The pykerite idea is interesting for a massive ship but I have to admit that if I read that in a book I’d stop reading (or at least if I read that before reading this thread). Even with the links I find the idea almost too bizarre to believe. If I read a story on a huge ice ship I’d think the author was on drugs while writing the story and put the book down.
“As long as we’re discussing a hypothetical battleship that could withstand attack for that long, let’s go ahead and run it off a nuclear power plant.”
Nuclear powerplant implies nuclear weapons= Good buy super-battleship.

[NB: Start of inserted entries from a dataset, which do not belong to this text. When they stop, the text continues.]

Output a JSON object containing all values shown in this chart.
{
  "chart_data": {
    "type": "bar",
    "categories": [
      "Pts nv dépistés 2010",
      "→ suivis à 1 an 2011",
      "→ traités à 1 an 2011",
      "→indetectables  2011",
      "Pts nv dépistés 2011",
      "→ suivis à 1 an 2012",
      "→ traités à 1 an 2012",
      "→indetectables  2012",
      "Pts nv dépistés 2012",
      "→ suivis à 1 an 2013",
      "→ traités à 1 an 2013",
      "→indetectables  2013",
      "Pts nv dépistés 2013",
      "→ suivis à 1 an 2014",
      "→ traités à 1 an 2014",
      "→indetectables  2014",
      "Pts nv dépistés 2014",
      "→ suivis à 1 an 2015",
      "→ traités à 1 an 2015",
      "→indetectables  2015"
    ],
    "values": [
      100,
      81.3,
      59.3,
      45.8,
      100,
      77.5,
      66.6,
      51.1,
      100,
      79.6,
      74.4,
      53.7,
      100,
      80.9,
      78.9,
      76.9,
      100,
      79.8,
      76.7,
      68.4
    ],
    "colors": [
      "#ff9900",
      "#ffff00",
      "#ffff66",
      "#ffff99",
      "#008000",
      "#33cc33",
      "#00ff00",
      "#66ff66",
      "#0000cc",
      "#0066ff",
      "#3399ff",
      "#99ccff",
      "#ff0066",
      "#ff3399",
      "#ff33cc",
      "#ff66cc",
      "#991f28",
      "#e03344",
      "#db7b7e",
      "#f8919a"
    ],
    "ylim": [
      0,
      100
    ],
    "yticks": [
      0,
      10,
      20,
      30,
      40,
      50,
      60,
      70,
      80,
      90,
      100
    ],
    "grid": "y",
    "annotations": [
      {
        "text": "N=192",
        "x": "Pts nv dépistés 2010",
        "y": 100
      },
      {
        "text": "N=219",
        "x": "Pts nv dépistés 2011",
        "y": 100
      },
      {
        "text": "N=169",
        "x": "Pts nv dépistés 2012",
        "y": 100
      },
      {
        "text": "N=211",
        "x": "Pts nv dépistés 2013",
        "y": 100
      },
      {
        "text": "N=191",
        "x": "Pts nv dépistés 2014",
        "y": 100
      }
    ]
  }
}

weren’t the US largest battleships designed to fit through the panama canal and therefore weren’t as big as some of the japaneese? a tour guide on the USS Missourri told us that last year while at Pearl Harbor…he said the New Jersey (which is the boat he served on) would clear the panama canal by less than a foot.
This reminds me of an old National Lampoon bit about enourmous airliners or cruise ships (I can’t remember which) of Brobgingnagian proportions. Vessels so big the swimming pool has a hurricane season.